En tal sentido, despierta preocupación que se pretenda condenar la creación libre de un autor en el pretérito, de una película clásica, de un largometraje de otro tiempo, al ponerlo a dialogar forzada y maniqueamente con las ideas circunstanciales del presente.
Hay un cierto cine progresista, de circulación en festivales, que se dedica a reconstruir los horrores del vano ayer, con un sentido del morbo que se disfraza de campaña reivindicativa.

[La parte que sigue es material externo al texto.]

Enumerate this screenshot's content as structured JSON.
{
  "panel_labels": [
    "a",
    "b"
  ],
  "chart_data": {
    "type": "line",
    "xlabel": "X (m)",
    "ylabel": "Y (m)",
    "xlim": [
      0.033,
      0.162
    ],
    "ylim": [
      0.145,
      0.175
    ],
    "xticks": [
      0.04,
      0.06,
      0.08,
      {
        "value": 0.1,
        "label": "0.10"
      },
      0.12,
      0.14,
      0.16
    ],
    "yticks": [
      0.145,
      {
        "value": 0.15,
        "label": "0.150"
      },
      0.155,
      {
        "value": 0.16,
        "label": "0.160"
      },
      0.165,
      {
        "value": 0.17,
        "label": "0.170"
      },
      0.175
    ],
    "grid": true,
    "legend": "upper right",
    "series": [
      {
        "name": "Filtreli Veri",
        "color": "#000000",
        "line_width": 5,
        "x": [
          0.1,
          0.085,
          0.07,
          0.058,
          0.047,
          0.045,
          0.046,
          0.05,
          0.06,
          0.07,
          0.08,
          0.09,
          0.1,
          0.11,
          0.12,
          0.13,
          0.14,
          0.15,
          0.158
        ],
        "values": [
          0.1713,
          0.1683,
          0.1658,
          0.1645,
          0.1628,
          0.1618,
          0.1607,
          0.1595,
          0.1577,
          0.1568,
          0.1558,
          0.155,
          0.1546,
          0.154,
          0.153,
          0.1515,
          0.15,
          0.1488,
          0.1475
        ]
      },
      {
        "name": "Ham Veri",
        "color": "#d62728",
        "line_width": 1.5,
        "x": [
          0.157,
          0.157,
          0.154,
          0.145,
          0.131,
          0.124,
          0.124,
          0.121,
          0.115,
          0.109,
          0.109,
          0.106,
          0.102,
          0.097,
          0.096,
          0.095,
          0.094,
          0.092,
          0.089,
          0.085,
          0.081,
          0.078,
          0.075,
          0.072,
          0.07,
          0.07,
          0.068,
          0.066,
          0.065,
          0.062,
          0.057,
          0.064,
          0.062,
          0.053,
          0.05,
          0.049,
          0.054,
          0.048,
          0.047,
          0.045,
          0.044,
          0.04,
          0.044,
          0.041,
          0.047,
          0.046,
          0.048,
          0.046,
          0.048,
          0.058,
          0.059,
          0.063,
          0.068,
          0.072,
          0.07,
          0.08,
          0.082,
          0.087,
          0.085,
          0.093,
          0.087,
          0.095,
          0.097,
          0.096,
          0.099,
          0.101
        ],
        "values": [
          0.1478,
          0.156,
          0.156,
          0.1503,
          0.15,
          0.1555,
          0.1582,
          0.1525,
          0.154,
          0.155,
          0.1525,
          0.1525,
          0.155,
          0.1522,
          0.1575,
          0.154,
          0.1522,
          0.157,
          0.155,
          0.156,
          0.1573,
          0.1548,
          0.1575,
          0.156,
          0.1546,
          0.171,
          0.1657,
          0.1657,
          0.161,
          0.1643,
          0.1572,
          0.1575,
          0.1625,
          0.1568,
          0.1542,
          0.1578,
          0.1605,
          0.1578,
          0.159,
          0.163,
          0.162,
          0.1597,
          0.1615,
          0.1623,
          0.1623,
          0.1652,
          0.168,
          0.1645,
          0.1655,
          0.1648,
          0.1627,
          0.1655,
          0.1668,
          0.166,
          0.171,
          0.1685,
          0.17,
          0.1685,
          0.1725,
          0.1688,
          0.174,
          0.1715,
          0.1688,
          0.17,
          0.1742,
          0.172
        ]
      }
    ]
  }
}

Todo ello se activa y detona con el lanzamiento de El chico más bello del mundo, el documental que fascinó al público de Sundance y que hoy nos llega por servicio de streaming, narrando la fragilidad existencial y la depresión del actor Björn Andrésen en el milenio, después de conquistar al globo como Tadzio en el siglo XX.
Hablamos de un meta réquiem del cine, que recurre a procedimientos de contraste entre la realidad vigente del hombre en ruinas y el espacio prometedor del casting de Muerte en Venecia, cuando los productores y creadores visualizaban sus sueños, a costa de los futuros traumas de sus figurantes.
En años recientes, el propio documental ha buscado sembrar su conciencia culposa, acerca del tema, con propuestas como Showbiz Kids, relatando las angustias y tragedias de las estrellas prematuras que devoró el monstruo de Hollywood Babilonia.
Son trabajos al límite del exorcismo, del sadfishing y de la autoindulgencia, ilustrando la compasión de los egos trastocados por la industria, muchos con razón y juicio, algunos participando del juego para recibir un pago y apostar a que se consume el mito del segundo aire.
Val, que me gustó por su excentricidad naif, tiene bastantes elementos y condimentos de la receta que he señalado.
El chico más bello del mundo transita por la misma vereda, pero tiene más enfermedad de importancia, más conciencia de su dominio técnico y de su reflexión histórica, inspirándose en Visconti y el cine sueco.
El filme encontró un sujeto con el que plantear un auténtico ejercicio de crítica contra ciertos mecanismos del cine, como lo puede ser la explotación laboral de la infancia y de la pubertad, sin anticipar las consecuencias o evitar los daños colaterales.
Björn Andrésen expresa una objeción válida respecto a su papel en Muerte en Venecia, al sentirse deshumanizado y cosificado, al circunscribirle un aura de perfección estética que le abriría puertas en la publicidad y los medios de comunicación, pero que lo convertiría en un estereotipo con fecha de caducidad.
Björn Andrésen luce irreconocible en el tiempo presente, ocultándose en un look de hippie, de anciano ahora prematuro que está al borde del paro y la indigencia.
Una doble muerte en Venecia se va urdiendo en el documental, dejando que la fotografía, en un impecable formato de alta definición, capture la vejez que anticipa el réquiem, el funeral, el cementerio de las luminarias que consumimos en la pantalla.
Melancólica y nostálgica, la película persevera y se impone por una energía, por una cuestión motora, por una mezcla de sonido e imagen que solo emana del cine.
Así que vean El chico más bello del mundo para aproximarse a una conversación íntima que funciona como terapia colectiva.